Co jeszcze się zmieni? Wspólna kadencja nowych członków Rady rozpocznie się następnego dnia po ich wyborze. Wówczas też wygasną kadencję obecnych sędziów – członków KRS (wielu konstytucjonalistów uważa, że jest to zapis sprzeczny z konstytucją). Jest on efektem jednej z przyjętych poprawek posłów PiS. Kolejna rekomendowana do przyjęcia zmiana dotyczy etapu zgłoszenia kandydata na sędziego – członka KRS. Jeśli sędzia nie przygotuje informacji na temat dorobku orzeczniczego (w tym doniosłe społecznie lub precedensowe orzeczenia), marszałek Sejmu odmówi przyjęcia jego zgłoszenia. Za sprawą kolejnej poprawki (sejmowa Komisja Sprawiedliwości i Praw Człowieka jest za jej przyjęciem) jej obrady będą transmitowane przez internet. Wyjątkiem od tej zasady jest uchwała Rady o wyłączeniu jawności posiedzenia w całości lub części. Powód? Ważny interes prywatny.

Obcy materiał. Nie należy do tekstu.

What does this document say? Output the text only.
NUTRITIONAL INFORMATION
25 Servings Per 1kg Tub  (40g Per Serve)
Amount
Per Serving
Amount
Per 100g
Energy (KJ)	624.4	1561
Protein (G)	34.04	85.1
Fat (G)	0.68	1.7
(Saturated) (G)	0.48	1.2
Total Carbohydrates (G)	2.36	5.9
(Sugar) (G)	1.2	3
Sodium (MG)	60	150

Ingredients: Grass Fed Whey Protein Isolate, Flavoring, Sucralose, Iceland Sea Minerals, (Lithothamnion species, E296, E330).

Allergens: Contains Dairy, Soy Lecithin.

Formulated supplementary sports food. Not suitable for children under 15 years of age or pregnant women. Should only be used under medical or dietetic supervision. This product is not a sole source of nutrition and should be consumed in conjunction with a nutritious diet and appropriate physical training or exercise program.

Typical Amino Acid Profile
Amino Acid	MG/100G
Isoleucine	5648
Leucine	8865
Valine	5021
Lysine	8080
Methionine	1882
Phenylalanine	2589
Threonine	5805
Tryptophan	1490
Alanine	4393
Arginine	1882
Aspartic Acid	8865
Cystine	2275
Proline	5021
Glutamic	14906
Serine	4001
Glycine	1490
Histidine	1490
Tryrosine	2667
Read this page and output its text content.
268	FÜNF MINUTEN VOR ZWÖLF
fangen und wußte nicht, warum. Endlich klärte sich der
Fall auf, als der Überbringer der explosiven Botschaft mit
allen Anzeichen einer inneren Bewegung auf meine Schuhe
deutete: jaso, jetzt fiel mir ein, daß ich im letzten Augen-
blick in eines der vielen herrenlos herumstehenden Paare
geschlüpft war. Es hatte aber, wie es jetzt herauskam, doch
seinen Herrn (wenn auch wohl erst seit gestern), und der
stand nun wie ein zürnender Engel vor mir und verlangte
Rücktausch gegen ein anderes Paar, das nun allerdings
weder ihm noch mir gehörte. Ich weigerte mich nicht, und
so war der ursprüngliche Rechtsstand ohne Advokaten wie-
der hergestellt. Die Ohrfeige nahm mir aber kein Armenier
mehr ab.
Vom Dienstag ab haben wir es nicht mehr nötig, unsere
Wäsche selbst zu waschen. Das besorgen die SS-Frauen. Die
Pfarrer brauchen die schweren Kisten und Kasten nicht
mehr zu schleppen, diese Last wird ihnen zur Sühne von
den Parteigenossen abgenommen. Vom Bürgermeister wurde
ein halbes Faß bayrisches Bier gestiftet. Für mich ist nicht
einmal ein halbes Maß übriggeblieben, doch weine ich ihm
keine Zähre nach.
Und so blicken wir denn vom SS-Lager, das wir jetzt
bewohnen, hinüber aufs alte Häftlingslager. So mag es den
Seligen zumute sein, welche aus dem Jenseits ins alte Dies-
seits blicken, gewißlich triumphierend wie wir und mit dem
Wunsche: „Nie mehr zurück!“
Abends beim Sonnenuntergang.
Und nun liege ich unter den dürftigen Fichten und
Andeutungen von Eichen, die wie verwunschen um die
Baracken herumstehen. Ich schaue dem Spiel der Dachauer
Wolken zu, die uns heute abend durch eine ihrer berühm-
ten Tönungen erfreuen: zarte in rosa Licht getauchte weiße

Z kolei sprawy indywidualne dotyczące powołania do pełnienia urzędu na stanowisku sędziego lub asesora sądowego wszczęte i niezakończone podjęciem przez KRS uchwały przed dniem wejścia w życie tej ustawy Rada rozpatrzy ponownie już na podstawie nowych przepisów. Dzisiejszy regulamin Rady zachowa ważność do czasu wydania nowego, nie dłużej jednak niż przez rok. Prezydent złożył projekt zmian w KRS w końcu września. W lipcu zawetował ustawę o KRS, wytykając im m.in. częściową niekonstytucyjność.